De la même manière, dépénaliser la culture de l'opium et permettre l'utilisation de cette substance pour des fins actuellement légales pourrait être une option importante pour améliorer les niveaux de vie et la situation des droits de l'Homme en Afghanistan, en Birmanie et dans d' autres pays.
Vienne 2008 sera-t-il marqué par le début d'une ère nouvelle dans la politique sur les drogues ? Nous en doutons. Ce dont nous avons besoin c'est de la création d'un espace légal et politique pour que les autorités locales, régionales et nationales puissent appliquer des politiques qui ne soit pas basées sur l'interdiction totale.
Nous regrettons que le système de contrôle des drogues - développé et étendu depuis 1910- soit un obstacle contre-indiqué sur le chemin de l'innovation et de la réduction des risques. Les Conventions de l'ONU ne permettent aucune évolution et imposent au monde un système désuet de prohibition mondiale qui, dans le cas de l'alcool, a été abandonné il y a longtemps. Tout changement dans le régime, si petit soit-il, requiert la collaboration de presque 200 pays ! Ainsi le monde s'est emprisonné lui-même dans ce système, et il a jeté la clé.

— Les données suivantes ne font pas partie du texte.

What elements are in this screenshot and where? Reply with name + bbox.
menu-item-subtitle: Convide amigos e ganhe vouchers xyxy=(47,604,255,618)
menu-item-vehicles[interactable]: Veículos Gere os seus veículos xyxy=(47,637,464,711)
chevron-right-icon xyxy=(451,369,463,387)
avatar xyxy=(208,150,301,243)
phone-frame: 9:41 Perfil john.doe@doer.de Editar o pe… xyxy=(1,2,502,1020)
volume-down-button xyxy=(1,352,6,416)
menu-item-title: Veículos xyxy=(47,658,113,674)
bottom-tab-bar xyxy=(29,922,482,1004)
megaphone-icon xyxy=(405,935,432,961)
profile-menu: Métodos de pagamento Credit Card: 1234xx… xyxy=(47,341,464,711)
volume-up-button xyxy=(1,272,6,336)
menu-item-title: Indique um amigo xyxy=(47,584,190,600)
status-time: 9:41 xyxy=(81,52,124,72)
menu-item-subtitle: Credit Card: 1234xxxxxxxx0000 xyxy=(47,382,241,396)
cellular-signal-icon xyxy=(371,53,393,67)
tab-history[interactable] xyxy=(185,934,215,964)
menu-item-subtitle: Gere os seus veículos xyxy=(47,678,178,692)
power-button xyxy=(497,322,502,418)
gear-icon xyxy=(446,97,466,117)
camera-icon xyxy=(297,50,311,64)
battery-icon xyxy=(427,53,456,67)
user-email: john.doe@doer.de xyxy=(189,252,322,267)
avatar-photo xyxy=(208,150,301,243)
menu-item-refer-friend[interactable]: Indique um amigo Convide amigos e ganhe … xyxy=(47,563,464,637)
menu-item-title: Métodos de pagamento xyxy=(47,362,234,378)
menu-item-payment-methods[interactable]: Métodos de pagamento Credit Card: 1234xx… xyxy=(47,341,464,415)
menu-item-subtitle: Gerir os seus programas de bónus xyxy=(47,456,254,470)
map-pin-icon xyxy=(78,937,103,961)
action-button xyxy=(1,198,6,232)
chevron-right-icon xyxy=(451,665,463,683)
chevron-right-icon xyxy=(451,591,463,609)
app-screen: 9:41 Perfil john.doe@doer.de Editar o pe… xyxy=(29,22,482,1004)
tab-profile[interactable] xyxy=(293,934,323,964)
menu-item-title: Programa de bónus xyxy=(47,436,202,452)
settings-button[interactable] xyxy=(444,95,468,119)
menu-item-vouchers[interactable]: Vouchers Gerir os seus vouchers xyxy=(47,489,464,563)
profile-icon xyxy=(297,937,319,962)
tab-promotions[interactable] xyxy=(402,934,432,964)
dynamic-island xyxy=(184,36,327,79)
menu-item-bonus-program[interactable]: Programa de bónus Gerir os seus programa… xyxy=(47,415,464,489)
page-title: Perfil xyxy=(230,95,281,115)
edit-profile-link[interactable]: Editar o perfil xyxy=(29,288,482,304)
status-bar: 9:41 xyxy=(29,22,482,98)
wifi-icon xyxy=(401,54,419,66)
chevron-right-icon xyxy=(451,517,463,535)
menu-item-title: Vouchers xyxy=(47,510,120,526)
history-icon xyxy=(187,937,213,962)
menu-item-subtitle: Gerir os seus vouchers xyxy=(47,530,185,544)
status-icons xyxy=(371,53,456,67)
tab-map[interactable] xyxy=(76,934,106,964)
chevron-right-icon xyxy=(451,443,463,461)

Vienne 2008 sera-t-il une occasion pour tous ceux qui souhaitent trouver une solution raisonnable aux problèmes en rapport avec les drogues ?
Vienne 2008 mettra-t-il fin aux dommages massifs produits par les politiques sur les drogues, des dommages qui sont souvent plus grands que celui qui résulte de la même consommation de drogues ? Nous serons ici de nouveau dans un an.
Sincèrement, Au nom d'ENCOD,
Christine Kluge, Alemagne; Marina Impallomeni, Italie; Virginia Montañes, Espagne; Farid Ghehioueche, France; Jan van der Tas, Pays-Bas et Joep Oomen, Belgique (membres du comité executif).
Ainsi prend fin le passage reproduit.